Eine andere überreife Frucht ergibt sich aus dem Portfoliomanagement. Unternehmen konzentrieren sich mit ihren Aktionen auf die Bereiche, die die höchsten Margen erzielen und stoßen die weniger lukrativen ab. Stellt ein Friseur beispielsweise fest, dass Damen sowohl öfter kommen als auch das üppigere Programm ordern und demzufolge wesentlich mehr Geld im Geschäft lassen, könnte er auf die Idee kommen, den Bereich Herren zu schließen. Wenn mehr auf die Idee kommen, werden Herrenfriseure zum Nichensegment. Was bei den Friseuren mit Marktgesetzen erklärt werden kann, ist in anderen Bereichen nicht so einfach zu erklären und das band zur Illegalität ist auch recht schmal, privat drängelt man sich mal in einer Warteschlange vor, im Sport wird gedopt, Lebensmittelproduzenten kommen öfter mal ins Gerede. Immer mit dem Ziel, schnelle Ergebnisse bei geringem Aufwand. Das schlimme ist, dass man das hat Gefühl, dieses Cherry-Picking wird von der Ausnahme zur Normalität.

Albert Einstein soll einmal gesagt haben, Holzhacken ist deshalb so beliebt, weil die Ergebnisse sofort sichtbar sind. Gemeint hat er wohl, dass die Entwicklung der Relativitätstheorie wesentlich mehr Aufwand bedeutet und undankbarer ist.

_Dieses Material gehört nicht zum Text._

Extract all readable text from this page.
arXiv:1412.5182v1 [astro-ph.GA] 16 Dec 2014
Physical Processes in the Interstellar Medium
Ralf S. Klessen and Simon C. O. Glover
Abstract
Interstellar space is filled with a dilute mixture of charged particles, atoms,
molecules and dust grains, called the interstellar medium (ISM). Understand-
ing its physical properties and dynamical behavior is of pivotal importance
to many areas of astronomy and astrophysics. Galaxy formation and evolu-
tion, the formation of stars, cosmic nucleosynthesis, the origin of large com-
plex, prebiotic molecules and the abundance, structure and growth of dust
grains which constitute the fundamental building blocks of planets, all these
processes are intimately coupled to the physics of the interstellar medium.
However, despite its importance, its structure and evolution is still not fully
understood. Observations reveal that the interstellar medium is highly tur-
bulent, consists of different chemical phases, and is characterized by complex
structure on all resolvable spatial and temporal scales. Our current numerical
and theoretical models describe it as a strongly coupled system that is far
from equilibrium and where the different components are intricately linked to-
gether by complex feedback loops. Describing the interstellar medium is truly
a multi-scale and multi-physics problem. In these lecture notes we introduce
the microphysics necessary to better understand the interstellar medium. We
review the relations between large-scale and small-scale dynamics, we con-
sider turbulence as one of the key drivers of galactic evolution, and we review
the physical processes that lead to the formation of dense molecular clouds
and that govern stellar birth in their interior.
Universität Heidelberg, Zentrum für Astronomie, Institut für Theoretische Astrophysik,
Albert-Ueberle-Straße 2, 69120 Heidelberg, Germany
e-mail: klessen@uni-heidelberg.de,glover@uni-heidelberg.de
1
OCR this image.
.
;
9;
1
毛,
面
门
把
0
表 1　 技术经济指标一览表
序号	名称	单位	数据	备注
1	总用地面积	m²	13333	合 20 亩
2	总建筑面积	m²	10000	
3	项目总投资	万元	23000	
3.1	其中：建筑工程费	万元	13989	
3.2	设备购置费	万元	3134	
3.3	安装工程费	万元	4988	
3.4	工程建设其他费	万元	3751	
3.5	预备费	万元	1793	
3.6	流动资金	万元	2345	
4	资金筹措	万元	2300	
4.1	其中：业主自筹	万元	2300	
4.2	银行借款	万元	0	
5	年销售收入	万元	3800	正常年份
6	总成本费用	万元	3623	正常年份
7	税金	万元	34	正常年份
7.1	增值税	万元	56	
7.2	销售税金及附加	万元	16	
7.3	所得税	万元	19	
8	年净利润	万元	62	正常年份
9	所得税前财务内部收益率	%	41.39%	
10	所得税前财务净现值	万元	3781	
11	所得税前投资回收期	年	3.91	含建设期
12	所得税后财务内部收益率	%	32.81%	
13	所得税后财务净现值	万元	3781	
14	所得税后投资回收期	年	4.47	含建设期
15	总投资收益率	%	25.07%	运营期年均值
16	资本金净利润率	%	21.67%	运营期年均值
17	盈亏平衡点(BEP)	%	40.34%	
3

Muss man sich nicht fragen, ob der Sinn des Lebens dieser Jagd nach den reifen Früchten geopfert wird? Aus überlegter, langfristiger und sinnstiftender Planung und Handlung wird hektisches Reagieren, Flickschusterei und Krisenmanagement. Nach Beispielen aus Wirtschaft und Politik muss man heute nicht lange suchen.

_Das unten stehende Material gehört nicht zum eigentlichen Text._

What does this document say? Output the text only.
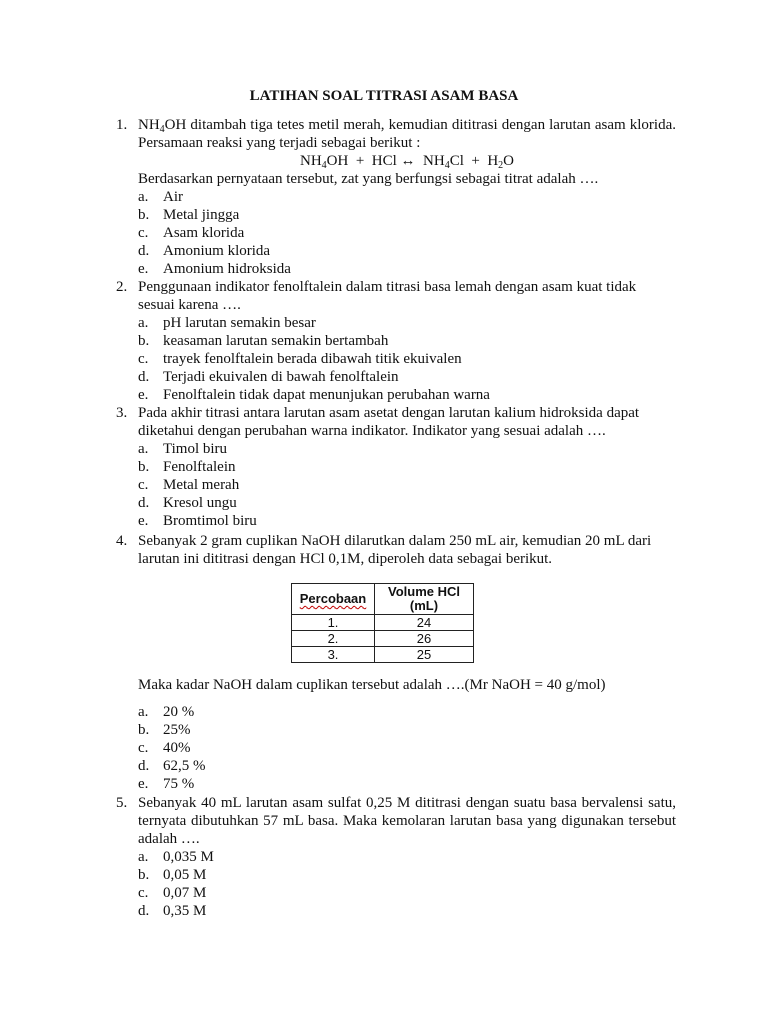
LATIHAN SOAL TITRASI ASAM BASA
1. $NH_4OH$ ditambah tiga tetes metil merah, kemudian dititrasi dengan larutan asam klorida. Persamaan reaksi yang terjadi sebagai berikut :
$NH_4OH$  +  HCl ↔  $NH_4Cl + H_2O$
Berdasarkan pernyataan tersebut, zat yang berfungsi sebagai titrat adalah ….
a. Air
b. Metal jingga
c. Asam klorida
d. Amonium klorida
e. Amonium hidroksida
2. Penggunaan indikator fenolftalein dalam titrasi basa lemah dengan asam kuat tidak sesuai karena ….
a. pH larutan semakin besar
b. keasaman larutan semakin bertambah
c. trayek fenolftalein berada dibawah titik ekuivalen
d. Terjadi ekuivalen di bawah fenolftalein
e. Fenolftalein tidak dapat menunjukan perubahan warna
3. Pada akhir titrasi antara larutan asam asetat dengan larutan kalium hidroksida dapat diketahui dengan perubahan warna indikator. Indikator yang sesuai adalah ….
a. Timol biru
b. Fenolftalein
c. Metal merah
d. Kresol ungu
e. Bromtimol biru
4. Sebanyak 2 gram cuplikan NaOH dilarutkan dalam 250 mL air, kemudian 20 mL dari larutan ini dititrasi dengan HCl 0,1M, diperoleh data sebagai berikut.
Percobaan	Volume HCl
(mL)
1.	24
2.	26
3.	25
Maka kadar NaOH dalam cuplikan tersebut adalah ….(Mr NaOH = 40 g/mol)
a. 20 %
b. 25%
c. 40%
d. 62,5 %
e. 75 %
5. Sebanyak 40 mL larutan asam sulfat 0,25 M dititrasi dengan suatu basa bervalensi satu, ternyata dibutuhkan 57 mL basa. Maka kemolaran larutan basa yang digunakan tersebut adalah ….
a. 0,035 M
b. 0,05 M
c. 0,07 M
d. 0,35 M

Das nächste Mal werde ich wohl etwas nachdenklicher als sonst zum Friseur gehen, so ich noch einen finde kann

Dez 19

Sparen

Die Idee des Sparens liegt darin, etwas kostengünstiger anzubieten oder eben ganz darauf zu verzichten – also ersatzlos zu streichen. Das geht natürlich nicht ohne Auswirkungen für die angebotene Leistung. Zur Zeit kann man in München einem Experiment der Münchener Verkehrsbetriebe beiwohnen, bei dem man besonders dämlich versucht zu sparen. Der MVV hat damit begonnen, die üblicherweise in den Wagen unterhalb des Fensters angebrachten Abfallbehältnisse zu entfernen. Die Motivation für diese offensichtlich gedankenbefreite Aktion liegt wohl darin, dass man sich die Entleerung sparen will: keine Abfallbehälter – keine Entleerung. Die Konsequenz ist für jeden vernünftigen Menschen absehbar. Der Müll wandert nicht mehr in den Behälter sondern landet nun im ganzen Abteil. Für den MVV scheint das jedoch eine gewisse Überraschung darzustellen, jedenfalls hat man reagiert und mit der Demontage der Abfallbehälter aufgehört. Nun fährt ein Teil mit – meist sauber -und ein Teil ohne – meist verdreckt Müllbehälter. Eine absurde Aktion, aber das Ergebnis ist erkennbar. Damit kann man darauf reagieren. Einsparungen, die man jedoch nicht verfolgen kann, können noch wesentlich mehr Schaden anrichten. Dummes Sparen bedeutet, dass an einer Stelle im Unternehmen etwas gespart wird, dafür jedoch an anderer Stelle umsomehr Kosten entstehen. Leider scheint das weit verbreitet zu sein. Intelligentes Sparen bedeutet im Gegensatz dazu, tatsächlich vermeidbare Kosten zu reduzieren. Das ist eine riesige Herausforderung. Wenn man sich so die Einsparziele der Unternehmen anschaut, kann es sich in den seltensten Fällen um richtig überlegte (intelligente) Einsparungen handeln. Die Lufthansa schwingt sich gerade zu einem neuen Sparprogramm auf. Herr Franz verkündet die Ziele und die Orientierung an den Billigfliegern. Ähnlich wie in der Münchner U-Bahn wird man recht bald das Ergebnis bewundern können. Das letzte mir bekannte Unternehmen was sparen wollte und dabei gleichzeitig wachsen, war BENQ. Bis zur Pleite war es ungefähr ein Jahr. Kein Unternehmen hat Anspruch aufs überleben. Bleibt abzuwarten, wie lange die Lufthansa das Spagat zwischen premium und billig verkraftet.